The lighting rig mirrored the shape of the stage floor, and the set was painted a medium grey shade, both to contrast with the floor and to respond beautifully when illuminated in any colour. Birsa was also able to do some crafty accenting using strobe like effects around the set which brought everything alive. At the heart of the rig was a lighting chandelier, a square-shaped truss loaded with a high concentration of lights – 16 Spiiders, 8 Pointes, 16 LEDBeam 100s in a 4×4 matrix nucleus, and four Robe Square fixtures delineating each corner. The main overhead trussing design comprised three diagonally flown squares of which the chandelier was the central one. Thirty-six Pointes were the core effects lights, with eight each loaded on to the three diamonds and the other 12 positioned around the front and to the sides of the stage.
Birsa and Godnic didn’t want a large imposing LED screen upstage. Instead, they decided to light through a stretched gauze back cloth as a rear visual feature, with a mix of Sunstrips and Robe LEDBeam 100s concealed behind, then revealed for power accents and WOW moments.
Twelve BMFL Blades covered the centre and backlighting with a row along the upstage edge of the stage deck and two behind the set at the sides. Their huge fat beams were great for shooting out into the audience and the powerful projection capabilities helped bring a new dimension to the scenery. Two more at the back of the hall were used as follow spots. Ten MMX WashBeams and 10 more Spiiders on the front and rear trusses were optimised to light the stage, set and orchestra. Twenty-two LEDWash 600s washed and coloured evenly down each side of the venue with another six on the outer two squares, an ideal position to highlight the crosses and the venue’s prominent structural pillars and wash the ceiling.

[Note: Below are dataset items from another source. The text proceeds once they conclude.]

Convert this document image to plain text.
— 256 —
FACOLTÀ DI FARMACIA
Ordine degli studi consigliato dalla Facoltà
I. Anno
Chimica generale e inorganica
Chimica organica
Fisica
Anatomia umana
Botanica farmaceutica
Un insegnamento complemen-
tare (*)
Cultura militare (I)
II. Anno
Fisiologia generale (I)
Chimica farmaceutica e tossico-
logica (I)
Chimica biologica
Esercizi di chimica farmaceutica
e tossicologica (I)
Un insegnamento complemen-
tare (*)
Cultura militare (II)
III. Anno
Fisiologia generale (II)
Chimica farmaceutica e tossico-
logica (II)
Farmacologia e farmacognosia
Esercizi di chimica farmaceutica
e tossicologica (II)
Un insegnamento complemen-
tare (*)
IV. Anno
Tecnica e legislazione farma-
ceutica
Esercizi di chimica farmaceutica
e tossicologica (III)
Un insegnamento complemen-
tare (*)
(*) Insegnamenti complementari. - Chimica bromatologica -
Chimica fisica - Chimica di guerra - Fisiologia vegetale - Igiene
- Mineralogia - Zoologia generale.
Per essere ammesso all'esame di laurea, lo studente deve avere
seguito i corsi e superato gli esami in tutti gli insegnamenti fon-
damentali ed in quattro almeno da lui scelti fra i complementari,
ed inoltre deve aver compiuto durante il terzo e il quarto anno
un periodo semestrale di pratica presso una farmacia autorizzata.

Fundamental to the lighting and scenography concept succeeding was the desire to fully embrace the building in the show environment, rather than trying to shut it out or mask it off. The PARFect 100s – fitted with 10 and 20 degree diffusion filters – were fitted to the venue’s pillars and spread out over the floor, used for set dressing in conjunction with CycFX 8s. Six CycFX 8s under the stage at the front were used judiciously just enough to give the illusion that the the stage was floating, while other units assisted the PARFects in lighting the inner surfaces of the crosses and the venue’s structural RSJs. Birsa programmed and ran all the lighting on a ChamSys console using a mix of timecode and manual cuing. All of the most complicated sets – mainly the rock bands – he ran manually.
He commented that having the orchestra and a live backing band really added to the vibe with richness and sonic texture, and working with the set for a second time, with all the basics in the console already, gave him a bit more time to experiment with new looks and effects for the cameras.
“Having this many and such a wide variety of Robe fixtures at my fingertips gave me plenty of creative options, so it was down to my programming skills and imagination to be able to deliver 15 completely different looking performances,” he said. All of this looked equally good on camera for TV Director Nejc Levstik as it did live – a lively, animated collage of lighting looks and scenes that also made the space look a lot bigger than it actually was.